Ağırcanlıysanız Yaşadınız *

Kaderle ilgili kavramlardan bir tanesi de ömür ve eceldir. Biyolojik yasalar gereği doğduğumuz andan itibaren ölünceye kadar yaşadığımız bu hayata ömür derken yaşanan bu hayatın sona ermesine de ecel diyoruz.  Her ne kadar ölmeyecekmişiz gibi yaşasak da er veya geç ölüm, hepimizin kapısını bir gün çalacaktır. Zira her canlı bu ölümü tadacaktır. Ölümün yüzü soğuk olsa da ne edersiniz ki yasa böyle. Kimi uzun yaşar, kimi de kısa. Bir bakıyoruz, sapasağlam biri vefat ederken öldü ölecek dediğimiz, yatağa bağlı biri uzun yıllar yaşayabiliyor. Yediği, içtiği, yaşantısı, yaşadığı bölge, vücut yapısı gibi etkenler kişinin ömründe etkili olsa da kimin ne kadar yaşayacağı bilgisi Allah katındadır.
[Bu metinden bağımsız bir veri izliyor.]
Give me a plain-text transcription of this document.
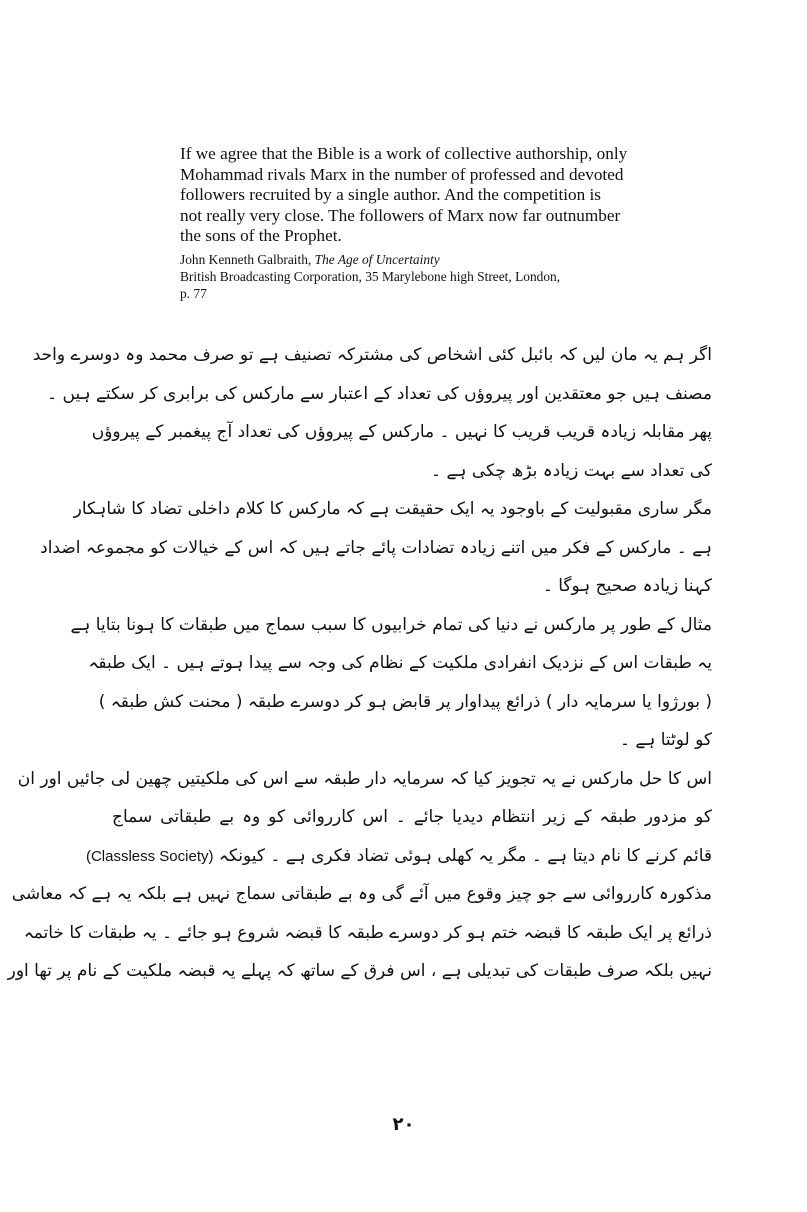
If we agree that the Bible is a work of collective authorship, only
Mohammad rivals Marx in the number of professed and devoted
followers recruited by a single author. And the competition is
not really very close. The followers of Marx now far outnumber
the sons of the Prophet.

John Kenneth Galbraith, The Age of Uncertainty
British Broadcasting Corporation, 35 Marylebone high Street, London,
p. 77
اگر ہم یہ مان لیں کہ بائبل کئی اشخاص کی مشترکہ تصنیف ہے تو صرف محمد وہ دوسرے واحد
مصنف ہیں جو معتقدین اور پیروؤں کی تعداد کے اعتبار سے مارکس کی برابری کر سکتے ہیں ۔
پھر مقابلہ زیادہ قریب قریب کا نہیں ۔ مارکس کے پیروؤں کی تعداد آج پیغمبر کے پیروؤں
کی تعداد سے بہت زیادہ بڑھ چکی ہے ۔
مگر ساری مقبولیت کے باوجود یہ ایک حقیقت ہے کہ مارکس کا کلام داخلی تضاد کا شاہکار
ہے ۔ مارکس کے فکر میں اتنے زیادہ تضادات پائے جاتے ہیں کہ اس کے خیالات کو مجموعہ اضداد
کہنا زیادہ صحیح ہوگا ۔
مثال کے طور پر مارکس نے دنیا کی تمام خرابیوں کا سبب سماج میں طبقات کا ہونا بتایا ہے
یہ طبقات اس کے نزدیک انفرادی ملکیت کے نظام کی وجہ سے پیدا ہوتے ہیں ۔ ایک طبقہ
( بورژوا یا سرمایہ دار ) ذرائع پیداوار پر قابض ہو کر دوسرے طبقہ ( محنت کش طبقہ )
کو لوٹتا ہے ۔
اس کا حل مارکس نے یہ تجویز کیا کہ سرمایہ دار طبقہ سے اس کی ملکیتیں چھین لی جائیں اور ان
کو مزدور طبقہ کے زیر انتظام دیدیا جائے ۔ اس کارروائی کو وہ بے طبقاتی سماج
قائم کرنے کا نام دیتا ہے ۔ مگر یہ کھلی ہوئی تضاد فکری ہے ۔ کیونکہ (Classless Society)
مذکورہ کارروائی سے جو چیز وقوع میں آئے گی وہ بے طبقاتی سماج نہیں ہے بلکہ یہ ہے کہ معاشی
ذرائع پر ایک طبقہ کا قبضہ ختم ہو کر دوسرے طبقہ کا قبضہ شروع ہو جائے ۔ یہ طبقات کا خاتمہ
نہیں بلکہ صرف طبقات کی تبدیلی ہے ، اس فرق کے ساتھ کہ پہلے یہ قبضہ ملکیت کے نام پر تھا اور
۲۰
Bu girizgahtan sonra işin bilimsel yönünü bilmediğim bir gözlemimi sizinle paylaşmak istiyorum. Bu hayatın içinde envaiçeşit insan olduğu gibi tez canlı ve ağırcanlı olanlar da var. Acaba tez canlılar mı hayata daha erken veda ediyor yoksa ağırcanlılar mı? Gözlemlerime göre sanki tez canlılar daha tez giderken ağırcanlılar daha uzun yaşıyorlar. Siz bu tezime katılır veya katılmazsınız, doğrusunu Rabbim bilir. Eğer bu tezim doğru ise bunun sebebi ne olabilir?
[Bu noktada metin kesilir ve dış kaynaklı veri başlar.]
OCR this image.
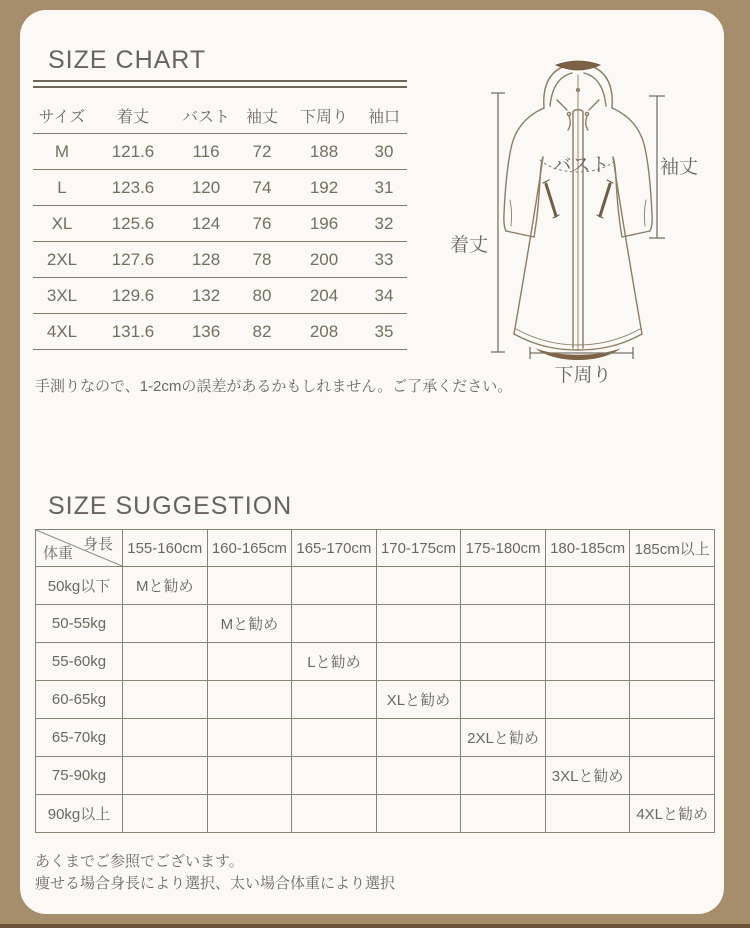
SIZE CHART
サイズ	着丈	バスト	袖丈	下周り	袖口
M	121.6	116	72	188	30
L	123.6	120	74	192	31
XL	125.6	124	76	196	32
2XL	127.6	128	78	200	33
3XL	129.6	132	80	204	34
4XL	131.6	136	82	208	35
手測りなので、1-2cmの誤差があるかもしれません。ご了承ください。
バスト	袖丈
着丈
下周り
SIZE SUGGESTION
身長
体重	155-160cm	160-165cm	165-170cm	170-175cm	175-180cm	180-185cm	185cm以上
50kg以下	Mと勧め						
50-55kg		Mと勧め					
55-60kg			Lと勧め				
60-65kg				XLと勧め			
65-70kg					2XLと勧め		
75-90kg						3XLと勧め	
90kg以上							4XLと勧め
あくまでご参照でございます。
痩せる場合身長により選択、太い場合体重により選択
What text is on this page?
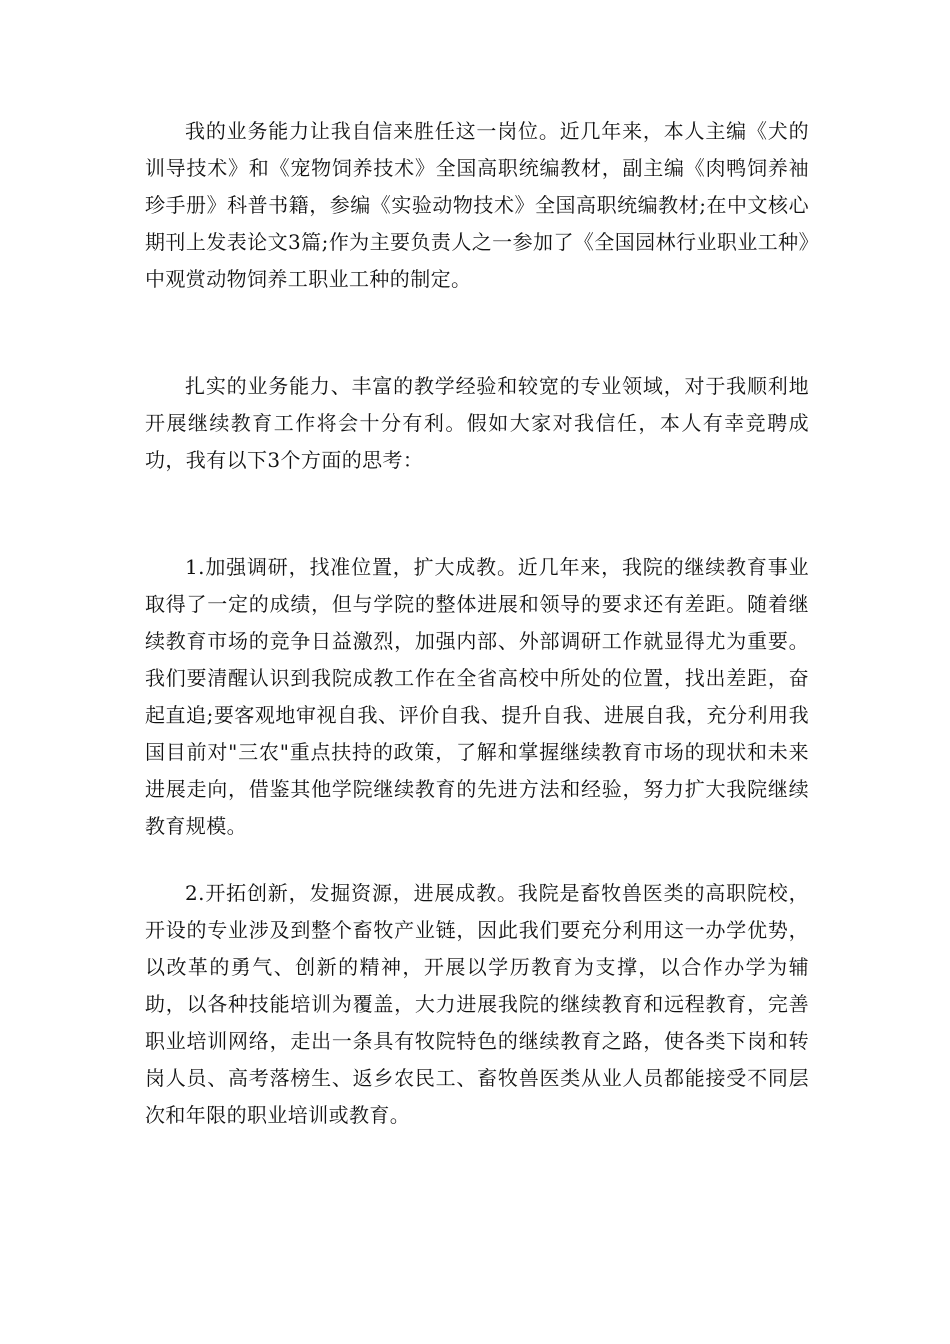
我的业务能力让我自信来胜任这一岗位。近几年来，本人主编《犬的训导技术》和《宠物饲养技术》全国高职统编教材，副主编《肉鸭饲养袖珍手册》科普书籍，参编《实验动物技术》全国高职统编教材;在中文核心期刊上发表论文3篇;作为主要负责人之一参加了《全国园林行业职业工种》中观赏动物饲养工职业工种的制定。

扎实的业务能力、丰富的教学经验和较宽的专业领域，对于我顺利地开展继续教育工作将会十分有利。假如大家对我信任，本人有幸竞聘成功，我有以下3个方面的思考：

1.加强调研，找准位置，扩大成教。近几年来，我院的继续教育事业取得了一定的成绩，但与学院的整体进展和领导的要求还有差距。随着继续教育市场的竞争日益激烈，加强内部、外部调研工作就显得尤为重要。我们要清醒认识到我院成教工作在全省高校中所处的位置，找出差距，奋起直追;要客观地审视自我、评价自我、提升自我、进展自我，充分利用我国目前对"三农"重点扶持的政策，了解和掌握继续教育市场的现状和未来进展走向，借鉴其他学院继续教育的先进方法和经验，努力扩大我院继续教育规模。

2.开拓创新，发掘资源，进展成教。我院是畜牧兽医类的高职院校，开设的专业涉及到整个畜牧产业链，因此我们要充分利用这一办学优势，以改革的勇气、创新的精神，开展以学历教育为支撑，以合作办学为辅助，以各种技能培训为覆盖，大力进展我院的继续教育和远程教育，完善职业培训网络，走出一条具有牧院特色的继续教育之路，使各类下岗和转岗人员、高考落榜生、返乡农民工、畜牧兽医类从业人员都能接受不同层次和年限的职业培训或教育。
Önce tez canlı ve ağırcanlı kime denir, sözlüğe bir bakalım. Tez canlı, “Beklemeye dayanmayan, sabırsız” kimseye denirken ağırcanlı da “Davranışları ağır olan, işini çok ağır yapan, uyuşuk; tembel, vurdumduymaz” kimse demekmiş. Tanımlardan anlaşıldığına göre tez canlılar aceleci ve işlerini çabuk yaparlarken ağırcanlılar ise hiç acele etmeden, işlerini ağır ağır yapıyorlar. Bir işte çalışanların veya bir yerde olanların hepsi tez canlı ise oradaki işlemler, bir saat gibi dakik işler. İşte bir aksama söz konusu olmaz. Bir makinenin dişlileri gibi hep birlikte hareket ederler. Yani hepsi birbirine uyum sağlarlar. Aynı şekilde bir yerde olanların veya çalışanların hepsi ağırcanlı ise işin bitmesi uzun sürse de burada da bir aksama söz konusu olmaz ve bir ahenk vardır. Çünkü karşınızda birbirini bulmuş muhteşem bir ekip var. Hayatta birlikte iş yapanlar hep tez canlı veya ağırcanlı ise sorun yok. Ya bir iş veya başka nedenle bir arada olanların bir kısmı tez canlı, bir kısmı da ağırcanlı ise işte asıl sorun burada başlıyor. Ağırcanlılar aheste aheste hareket ederken veya iş yaparken bunları gören tez canlıların ömrü, sabrın ya en güzel örneğini göstermekle ya da saç-baş yolmakla geçecektir. Ya geride kalan ağırcanlının işini bitirmesine yardım edecek, iş yükünü artıracak ya da bekleyecektir. Bu bekleme esnasında dişleri boğazına gitmezse verilmiş sadakaları var demektir. Ağırcanlılar böyle yapmakla belki de dünyanın düzenini sağlıyorlar ve dünyayı dengede tutuyorlardır. Maazallah, dünya sadece tez canlılara emanet olsa acele işe şeytan karışır misali tez canlılar, dünyayı toz duman ederler ve dünyanın altını üstüne getirirler.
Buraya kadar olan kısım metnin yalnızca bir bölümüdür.